Survey Data

Reg No

15503058


Rating

Regional


Categories of Special Interest

Architectural, Artistic, Scientific


Original Use

House


In Use As

House


Date

1700 - 1840


Coordinates

304977, 121624


Date Recorded

05/07/2005


Date Updated

--/--/--


Description

End-of-terrace two-bay four-storey house, extant 1840, on a rectangular plan with shopfront to ground floor. Restored, 2002-3. Hipped slate roof with clay ridge tiles, and cast-iron rainwater goods on rendered red brick header bond stepped eaves. Rendered, ruled and lined walls (ground floor) with rusticated rendered quoins to corners; replacement slate hung surface finish (upper floors). Timber shopfront to ground floor. Square-headed window openings (upper floors) with cut-granite sills, and concealed dressings framing six-over-six (first floor) or three-over-six (top floor) timber sash windows. Interior including (upper floors): carved timber surrounds to door openings framing timber panelled doors with carved timber surrounds to window openings framing timber panelled shutters. Street fronted on a corner site with concrete footpath to front.

Appraisal

A house representing an integral component of the built heritage of Wexford with the architectural value of the composition, one allegedly erected on the site of a castle occupied (1641) by Walter Hay (Kehoe 1985. 45), suggested by such attributes as the compact rectilinear plan form; and the diminishing in scale of the openings on each floor producing a graduated visual impression.
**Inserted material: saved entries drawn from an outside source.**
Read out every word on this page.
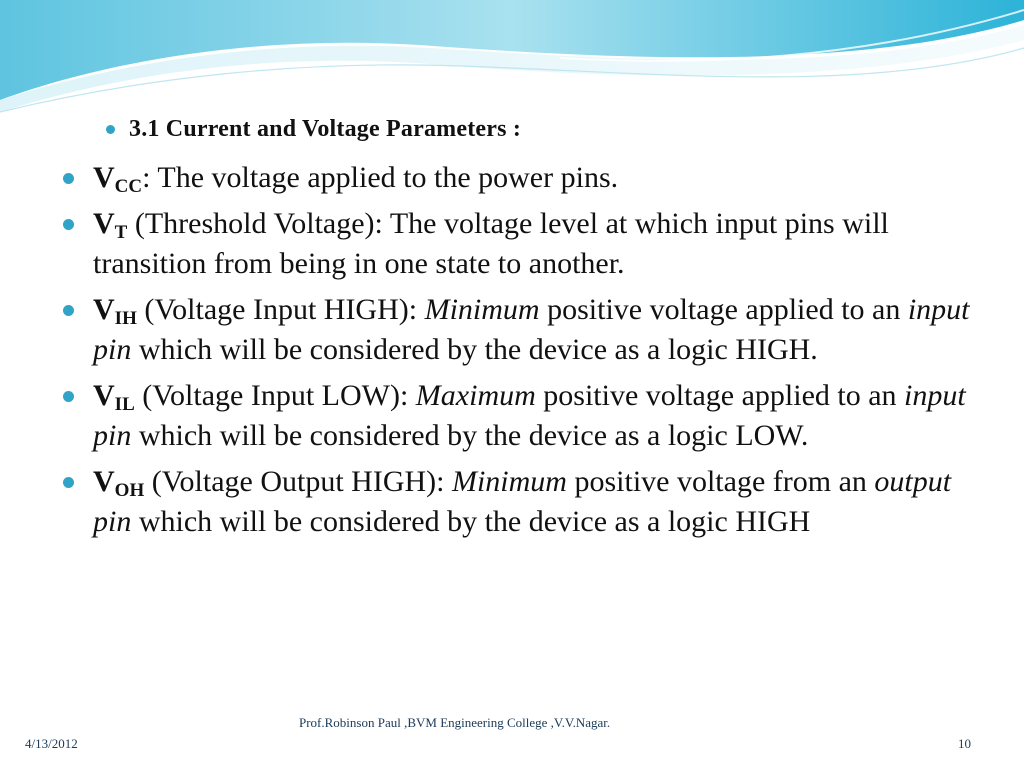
3.1 Current and Voltage Parameters :
$V_{CC}$: The voltage applied to the power pins.
$V_T$ (Threshold Voltage): The voltage level at which input pins will transition from being in one state to another.
$V_{IH}$ (Voltage Input HIGH): Minimum positive voltage applied to an input pin which will be considered by the device as a logic HIGH.
$V_{IL}$ (Voltage Input LOW): Maximum positive voltage applied to an input pin which will be considered by the device as a logic LOW.
$V_{OH}$ (Voltage Output HIGH): Minimum positive voltage from an output pin which will be considered by the device as a logic HIGH
4/13/2012
Prof.Robinson Paul ,BVM Engineering College ,V.V.Nagar.
10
Having been well maintained, the elementary form and massing survive intact together with substantial quantities of the original fabric, both to the exterior and to the interior including not only a traditional Irish shopfront making a pleasing visual statement in Main Street South at street level, but also a slate hung surface finish widely regarded as an increasingly endangered hallmark of the architectural heritage of County Wexford (cf. 15503003 - 15503004; 15503052; 15503065).